AI agents are making the job even more complicated. Asana wants to clean it up.

AI For Business


Asana faces one of the biggest existential questions facing the software industry: Will generative AI make traditional SaaS tools obsolete?

Investors increasingly think the answer may be yes. Shares of work management companies have fallen more than 50% this year amid concerns that AI agents and chat interfaces could completely replace software applications like Asana.

Asana CEO Dan Rogers doesn’t rule out disruption, but argues that it ultimately gives the company an advantage.

“Using AI or AI agents does not solve the coordination problem; in fact, it magnifies the problem exponentially,” Rogers told me in a recent interview.

“Agentpalooza”

His suggestion: As companies deploy more AI agents, the need to coordinate work between humans and machines will become more complex, not less. Rogers described the potential future of AgentPalooza, where thousands of AI agents run amok within organizations. Without a system to manage these things, he argues, work becomes even more chaotic.

Asana’s answer is to reposition itself not as a traditional SaaS application, but as what Rogers calls an “orchestration layer” of humans and AI agents. The company’s core “work graph,” a data model that maps tasks, workflows, and responsibilities, is being reimagined as the infrastructure for this new hybrid human-AI workforce.

Arnab Bose, chief product officer at Asana, said that the early impact of AI within the enterprise actually increased workload complexity rather than reducing it.

“People are having to review longer and more complex documents,” he said, noting that AI-generated output requires more oversight.

Challenge to business model

Still, the business models that underpin SaaS are clearly changing.

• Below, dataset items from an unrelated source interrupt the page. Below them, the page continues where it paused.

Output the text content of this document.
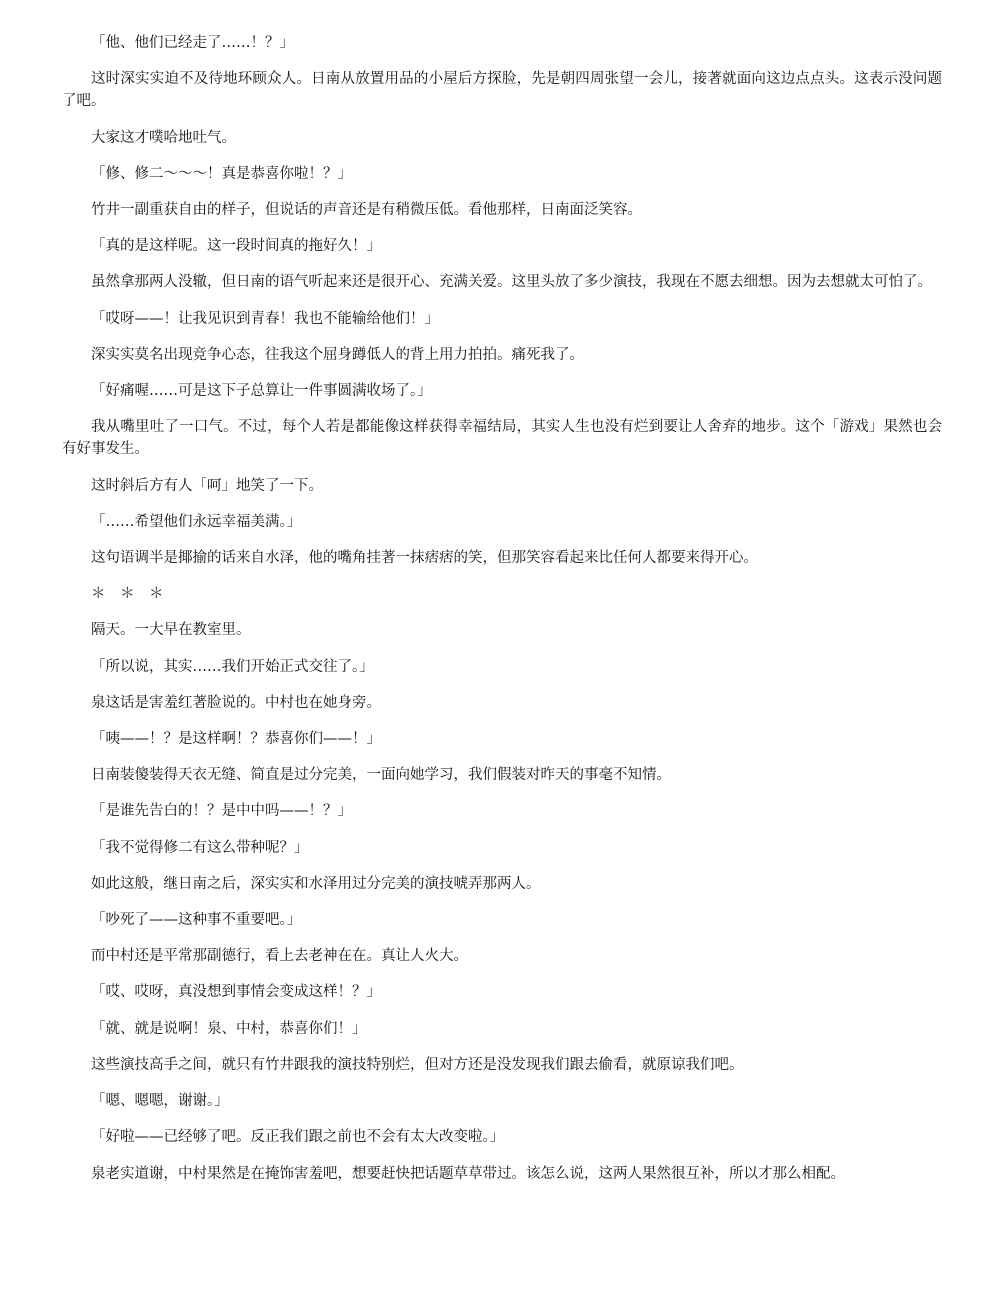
「他、他们已经走了……！？」

这时深实实迫不及待地环顾众人。日南从放置用品的小屋后方探脸，先是朝四周张望一会儿，接著就面向这边点点头。这表示没问题了吧。

大家这才噗哈地吐气。

「修、修二～～～！真是恭喜你啦！？」

竹井一副重获自由的样子，但说话的声音还是有稍微压低。看他那样，日南面泛笑容。

「真的是这样呢。这一段时间真的拖好久！」

虽然拿那两人没辙，但日南的语气听起来还是很开心、充满关爱。这里头放了多少演技，我现在不愿去细想。因为去想就太可怕了。

「哎呀——！让我见识到青春！我也不能输给他们！」

深实实莫名出现竞争心态，往我这个屈身蹲低人的背上用力拍拍。痛死我了。

「好痛喔……可是这下子总算让一件事圆满收场了。」

我从嘴里吐了一口气。不过，每个人若是都能像这样获得幸福结局，其实人生也没有烂到要让人舍弃的地步。这个「游戏」果然也会有好事发生。

这时斜后方有人「呵」地笑了一下。

「……希望他们永远幸福美满。」

这句语调半是揶揄的话来自水泽，他的嘴角挂著一抹痞痞的笑，但那笑容看起来比任何人都要来得开心。

＊　＊　＊

隔天。一大早在教室里。

「所以说，其实……我们开始正式交往了。」

泉这话是害羞红著脸说的。中村也在她身旁。

「咦——！？是这样啊！？恭喜你们——！」

日南装傻装得天衣无缝、简直是过分完美，一面向她学习，我们假装对昨天的事毫不知情。

「是谁先告白的！？是中中吗——！？」

「我不觉得修二有这么带种呢？」

如此这般，继日南之后，深实实和水泽用过分完美的演技唬弄那两人。

「吵死了——这种事不重要吧。」

而中村还是平常那副德行，看上去老神在在。真让人火大。

「哎、哎呀，真没想到事情会变成这样！？」

「就、就是说啊！泉、中村，恭喜你们！」

这些演技高手之间，就只有竹井跟我的演技特别烂，但对方还是没发现我们跟去偷看，就原谅我们吧。

「嗯、嗯嗯，谢谢。」

「好啦——已经够了吧。反正我们跟之前也不会有太大改变啦。」

泉老实道谢，中村果然是在掩饰害羞吧，想要赶快把话题草草带过。该怎么说，这两人果然很互补，所以才那么相配。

An early March memo from RBC Capital Markets highlights that pressure. Analysts maintained an “underperform” rating on Asana stock, citing slowing growth, intense competition and uncertainty around how AI will impact the business.

To accommodate this, Asana is moving away from seat-based pricing to a hybrid model that includes consumption-based fees tied to AI usage.

Rogers said Asana customers want two things: predictability and, where possible, to pay for the value generated and outcomes delivered.

“These two things can contradict each other,” he added. “But our objective is to meet our customers where they are on that continuum.”

The traditional human-based seat business model, where companies pay a monthly fee based on the number of employees using a SaaS product, is very predictable for customers and providers.

“What’s not great is that it’s a little hard to connect that with the value that’s being delivered,” Rogers said. “So, in reality, the world will probably be in a hybrid state for some time.”

The CEO explained that this will incorporate some of the “awareness” aspects of seat-based pricing, combined with a new structure that takes into account customers’ usage of AI tokens and the outcomes achieved by new AI-powered software services.

The new products, AI Teammates and AI Studio, are at least partially monetized in this way and are growing rapidly, with the AI ​​products expected to contribute approximately 15% of Asana’s annual recurring revenue in fiscal 2027.

But Rogers acknowledged the industry-wide impact, saying, “AI-native companies tend to have lower gross margins,” hinting at structural changes that could weigh on SaaS profitability.

“I’m not scared.”

At the same time, Asana takes an open approach to its AI ecosystem. Rather than block the platform, the company is encouraging third-party agents, including competitors, to integrate into its systems.

How much of a risk is this, I asked, given that Anthropic’s commercial AI offerings have seemed to scare software investors a lot in recent months?

“I’m not scared at all,” Bose replied.

As customers use Anthropic and its Cowork service with Asana, Asana’s platform becomes even more useful over time. This is because it becomes the central system where work is tracked and coordinated, whether it’s by humans or tasks performed by fellow AI agents.

“This will make Asana easier to use and basically make it more ingrained into future workflows,” Bose added.

This strategy amounts to a bet that AI will reshape SaaS, rather than replace it.

persuade investors

So far, investors remain unconvinced. They are concerned that growth will slow, while some analysts question the size of the market and the company’s competitiveness.

Rogers argues that the market is simply in a “risk-off” phase as investors struggle to distinguish AI winners and losers across the software industry.

He added that while the future of software is highly uncertain due to the promise of AI models, investors are likely to broadly avoid the SaaS sector.

“I think it’s up to each company individually to explain how AI is a headwind or a tailwind,” he added. “And my belief is that over time, people will understand us as a coordinating layer for humans and agents to work together, and I hope that helps provide some clarity.”

The message may be starting to get through. RBC analysts upgraded Asana to “market perform” on Tuesday after meeting with company executives. “Management emphasized that Asana’s positioning as a coordinating rail for agents and workflows, whether first-party or third-party, differentiates it from other companies,” analysts wrote in a note to investors.